Faits divers

Un quinquagénaire, qui avait écopé de huit ans de prison devant le tribunal correctionnel de Charleroi, le 6 novembre dernier, a obtenu son acquittement, vendredi matin, devant la quatrième chambre correctionnelle de la cour d'appel du Hainaut à Mons. La cour constate que les déclarations de plaignantes ne peuvent pas être corroborées par des éléments d'enquête manquants et elle n'exclut pas le contexte conflictuel entre l'homme et ses ex-compagnes, mères des plaignantes. 

Le tribunal correctionnel avait prononcé la culpabilité du prévenu sur base "d'un faisceau d'indices précis et concordants", mais Me Jean-Philippe Mayence, qui avait repris le dossier en degré d'appel, avait demandé à la cour de prononcer l'acquittement de son client ou, à tous le moins, d'ordonner des devoirs complémentaires. Selon lui, l'enquête ne s'appuyait que sur les déclarations des victimes, deux filles du prévenu et la fille d'une ancienne compagne, toutes mineures.

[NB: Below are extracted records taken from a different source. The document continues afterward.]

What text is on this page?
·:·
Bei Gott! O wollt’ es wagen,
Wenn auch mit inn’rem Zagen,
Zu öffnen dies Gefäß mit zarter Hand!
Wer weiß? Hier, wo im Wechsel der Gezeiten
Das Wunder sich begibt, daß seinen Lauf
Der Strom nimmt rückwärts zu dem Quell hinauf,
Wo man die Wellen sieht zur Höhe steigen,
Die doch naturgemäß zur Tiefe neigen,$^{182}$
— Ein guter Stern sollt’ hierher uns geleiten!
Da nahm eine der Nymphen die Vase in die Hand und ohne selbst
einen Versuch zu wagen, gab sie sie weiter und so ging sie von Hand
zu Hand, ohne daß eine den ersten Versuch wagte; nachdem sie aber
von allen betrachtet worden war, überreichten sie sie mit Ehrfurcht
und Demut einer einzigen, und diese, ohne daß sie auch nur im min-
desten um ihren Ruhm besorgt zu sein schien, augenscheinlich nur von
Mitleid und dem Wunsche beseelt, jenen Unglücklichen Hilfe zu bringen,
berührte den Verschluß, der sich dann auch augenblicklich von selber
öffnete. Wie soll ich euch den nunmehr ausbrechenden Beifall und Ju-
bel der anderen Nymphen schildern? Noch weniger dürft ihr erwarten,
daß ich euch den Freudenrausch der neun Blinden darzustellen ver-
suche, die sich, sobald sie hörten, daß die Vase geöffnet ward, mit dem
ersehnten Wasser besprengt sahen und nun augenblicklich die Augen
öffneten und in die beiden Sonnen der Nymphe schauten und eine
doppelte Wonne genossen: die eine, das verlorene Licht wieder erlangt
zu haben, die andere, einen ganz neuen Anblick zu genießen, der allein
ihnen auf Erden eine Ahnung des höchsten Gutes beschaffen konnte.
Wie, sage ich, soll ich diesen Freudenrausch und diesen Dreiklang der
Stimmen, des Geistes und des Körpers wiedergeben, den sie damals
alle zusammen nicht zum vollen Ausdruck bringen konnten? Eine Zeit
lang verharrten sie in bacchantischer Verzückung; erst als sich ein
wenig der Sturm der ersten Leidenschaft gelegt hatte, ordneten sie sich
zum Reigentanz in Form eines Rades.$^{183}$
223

"Il n'y a aucune expertise gynécologique dans le dossier. De plus, mon client prétend qu'il est impossible pour lui d'avoir une érection, et ce bien avant 2009, et il cite son médecin, lequel n'a pas été entendu durant l'enquête. Enfin, sa compagne actuelle a reçu des SMS de la mère des plaignantes mais elle n'a pas été auditionnée par les enquêteurs", avait plaidé l'avocat.

La cour constate qu'elle ne peut plus demander de nouveaux devoirs d'enquête compte tenu de l'écoulement du temps et que la maman des filles du prévenu s'était engagée à se rendre avec elles chez un gynécologue pour un examen, ce qu'elle n'a pas fait. Le cour estime aussi que les déclarations des plaignantes doivent être prises avec circonspection.

Le prévenu avait déjà été inquiété pour des faits identiques, sur trois autres enfants. Condamné à une peine de sept ans de prison à Huy, il avait été acquitté par la cour d'appel de Liège, au bénéfice du doute. Il est acquitté, une fois de plus, au bénéfice du doute.